Code

Opened 3 years ago

Closed 3 years ago

Last modified 3 years ago

#15936 closed New feature (invalid)

Syndication: Turning off autoescape (content:encoded)

Reported by: Brant Steen <brant.steen@…> Owned by: nobody
Component: contrib.syndication Version: 1.3
Severity: Normal Keywords: syndication, content:encoded
Cc: Triage Stage: Unreviewed
Has patch: yes Needs documentation: yes
Needs tests: yes Patch needs improvement: no
Easy pickings: no UI/UX:

Description

A very common element to pull into an RSS feed is the content:encoded element. In a blog, for example, it allows you to put a full entry into your RSS feed, including the HTML in that entry (headings, paragraphs, lists, whatnot).

I couldn't find a way to get this element to work, given the current contrib.syndication module. I would do this:

class ExtendedRSSFeed(feedgenerator.Rss201rev2Feed):
    """
    Create a type of RSS feed that has content:encoded elements.
    """
    def root_attributes(self):
        attrs = super(ExtendedRSSFeed, self).root_attributes()
        attrs['xmlns:content'] = 'http://purl.org/rss/1.0/modules/content/'
        return attrs
    
    def add_item_elements(self, handler, item):
        super(ExtendedRSSFeed, self).add_item_elements(handler, item)
        handler.addQuickElement(u'content:encoded', item['content_encoded'])

...

class TheFeed(Feed):
    feed_type = ExtendedRSSFeed

    ....

    def item_extra_kwargs(self, item):
        return {'content_encoded': self.item_content_encoded(item)}
    
    def item_content_encoded(self, item):
        return "<![CDATA[%s]]>" % item.content    

But that would generate a feed with all of the HTML bits autoescaped... even if I put an {% autoescape off %} block in the template where the content:encoded was being pulled from. So, instead of being able to stick html tags inside the CDATA, I would just end up with a lot of &lt;h1&gt; stuff.

After drilling in and finding the SimplerXMLGenerator, it seemed like the ability to turn off autoescaping could be done at this point, without breaking anyone's current implementations (see patch). Thus, the only change to the above example becomes this:

class ExtendedRSSFeed(feedgenerator.Rss201rev2Feed):
    """
    Create a type of RSS feed that has content:encoded elements.
    """
    def root_attributes(self):
        attrs = super(ExtendedRSSFeed, self).root_attributes()
        attrs['xmlns:content'] = 'http://purl.org/rss/1.0/modules/content/'
        return attrs
    
    def add_item_elements(self, handler, item):
        super(ExtendedRSSFeed, self).add_item_elements(handler, item)
        handler.addQuickElement(u'content:encoded', item['content_encoded'], escape=False)

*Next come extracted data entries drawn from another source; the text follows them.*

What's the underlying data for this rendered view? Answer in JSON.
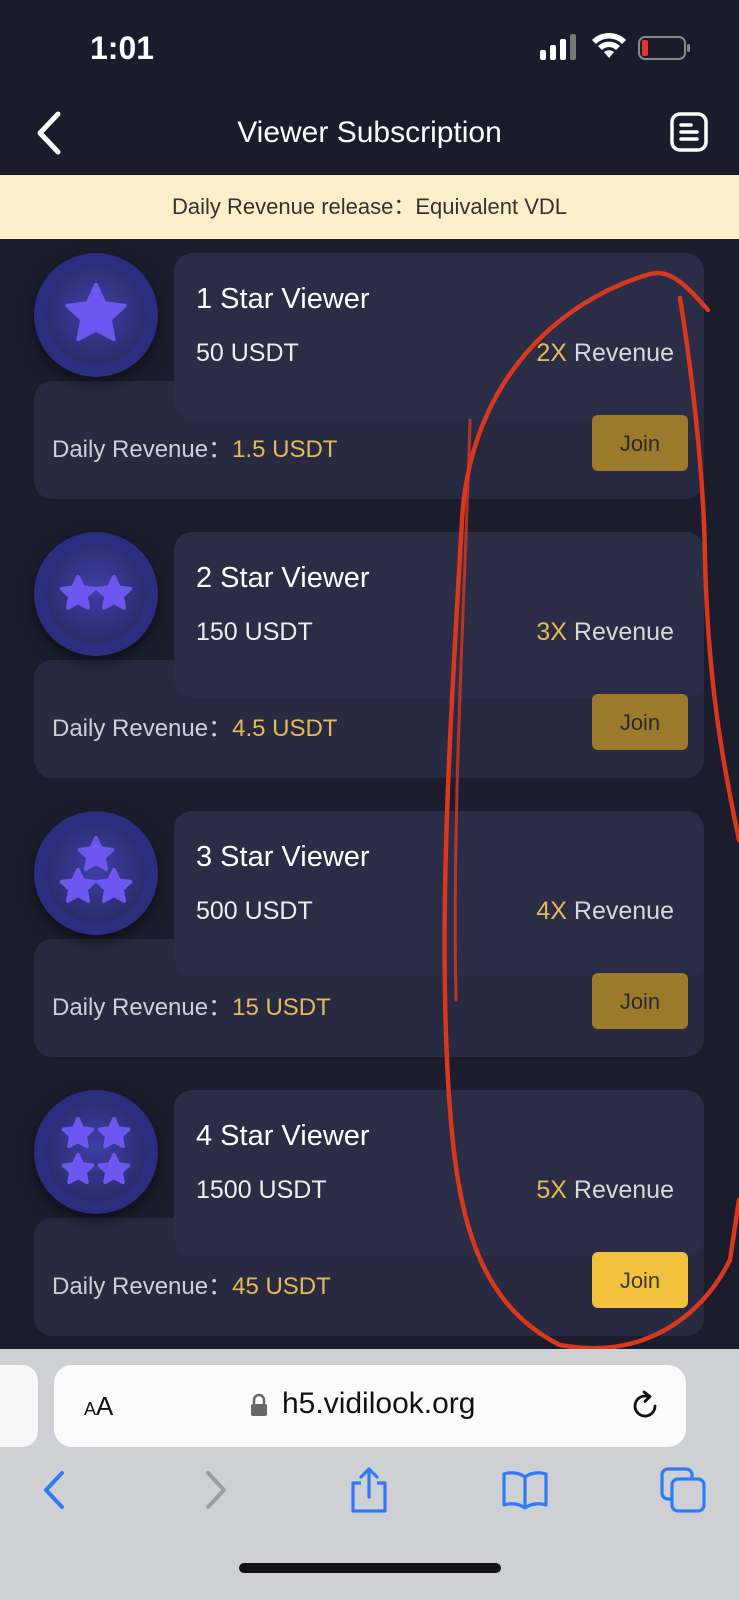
{
  "status_bar": {
    "time": "1:01"
  },
  "nav": {
    "title": "Viewer Subscription"
  },
  "banner": {
    "text": "Daily Revenue release：Equivalent VDL"
  },
  "plans": [
    {
      "name": "1 Star Viewer",
      "price": "50 USDT",
      "multiplier": "2X",
      "revenue_word": " Revenue",
      "daily_label": "Daily Revenue：",
      "daily_value": "1.5 USDT",
      "join_label": "Join",
      "stars": 1
    },
    {
      "name": "2 Star Viewer",
      "price": "150 USDT",
      "multiplier": "3X",
      "revenue_word": " Revenue",
      "daily_label": "Daily Revenue：",
      "daily_value": "4.5 USDT",
      "join_label": "Join",
      "stars": 2
    },
    {
      "name": "3 Star Viewer",
      "price": "500 USDT",
      "multiplier": "4X",
      "revenue_word": " Revenue",
      "daily_label": "Daily Revenue：",
      "daily_value": "15 USDT",
      "join_label": "Join",
      "stars": 3
    },
    {
      "name": "4 Star Viewer",
      "price": "1500 USDT",
      "multiplier": "5X",
      "revenue_word": " Revenue",
      "daily_label": "Daily Revenue：",
      "daily_value": "45 USDT",
      "join_label": "Join",
      "stars": 4
    }
  ],
  "browser": {
    "aa_label_small": "A",
    "aa_label": "A",
    "url": "h5.vidilook.org"
  },
  "colors": {
    "accent_gold": "#e5b955",
    "join_button": "#9c7a2c",
    "join_button_active": "#f2c23e",
    "star": "#6e57f0",
    "annotation_stroke": "#d8381e",
    "safari_blue": "#2f7bf5"
  }
}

And then content:encoded can be handled through the normal syndication process.

Attachments (4)

patch.diff (814 bytes) - added by Brant Steen <brant.steen@…> 3 years ago.
Patch for SimplerXMLGenerator
Screen shot 2011-05-01 at 09.37.36.png (81.3 KB) - added by aaugustin 3 years ago.
Safari-RSS.jpg (162.8 KB) - added by brant 3 years ago.
RSS feed in Safari
FireFox-RSS.jpg (140.0 KB) - added by brant 3 years ago.
RSS in Firefox

Download all attachments as: .zip

Change History (10)

Changed 3 years ago by Brant Steen <brant.steen@…>

Patch for SimplerXMLGenerator

comment:1 Changed 3 years ago by Brant Steen <brant.steen@…>

  • Needs documentation unset
  • Needs tests unset
  • Patch needs improvement unset

I should mention, in item_content_encoded, item.content has a bunch of HTML in it...

comment:2 Changed 3 years ago by aaugustin

  • Needs documentation set
  • Needs tests set
  • Resolution set to invalid
  • Status changed from new to closed

Based on http://web.resource.org/rss/1.0/modules/content/ content:encoded is:

An element whose contents are the entity-encoded or CDATA-escaped version of the content of the item.

I see that you are trying to force CDATA-escaping:

    def item_content_encoded(self, item):
        return "<![CDATA[%s]]>" % item.content  

Why don't you just let Django perform the equivalent entity-encoding?

As far as I can tell, the following solution works perfectly (see screenshot):

from django.contrib.syndication.views import feedgenerator, Feed

### not touched from your example

class ExtendedRSSFeed(feedgenerator.Rss201rev2Feed):
    """
    Create a type of RSS feed that has content:encoded elements.
    """
    def root_attributes(self):
        attrs = super(ExtendedRSSFeed, self).root_attributes()
        attrs['xmlns:content'] = 'http://purl.org/rss/1.0/modules/content/'
        return attrs
    
    def add_item_elements(self, handler, item):
        super(ExtendedRSSFeed, self).add_item_elements(handler, item)
        handler.addQuickElement(u'content:encoded', item['content_encoded'])

### customized

class TestFeed(Feed):
    title = "test"
    link = "/"
    description = "test"
    feed_type = ExtendedRSSFeed

    def items(self):
        return range(3)

    def item_title(self, item):
        return "Title of item %d" % item

    def item_description(self, item):
        return "Description of item %d" % item

    def item_link(self, item):
        return "/%d/" % item

    def item_extra_kwargs(self, item):
        return {'content_encoded': '<h1>Item %d</h1><p>lorem ipsum...</p>' % item}

Changed 3 years ago by aaugustin

comment:3 Changed 3 years ago by brant

I believe that what is making your example work correctly is actually safari's parsing. Check it in FireFox (you'll need to view the source, firefox doesn't show the content:encoded portion on the screen).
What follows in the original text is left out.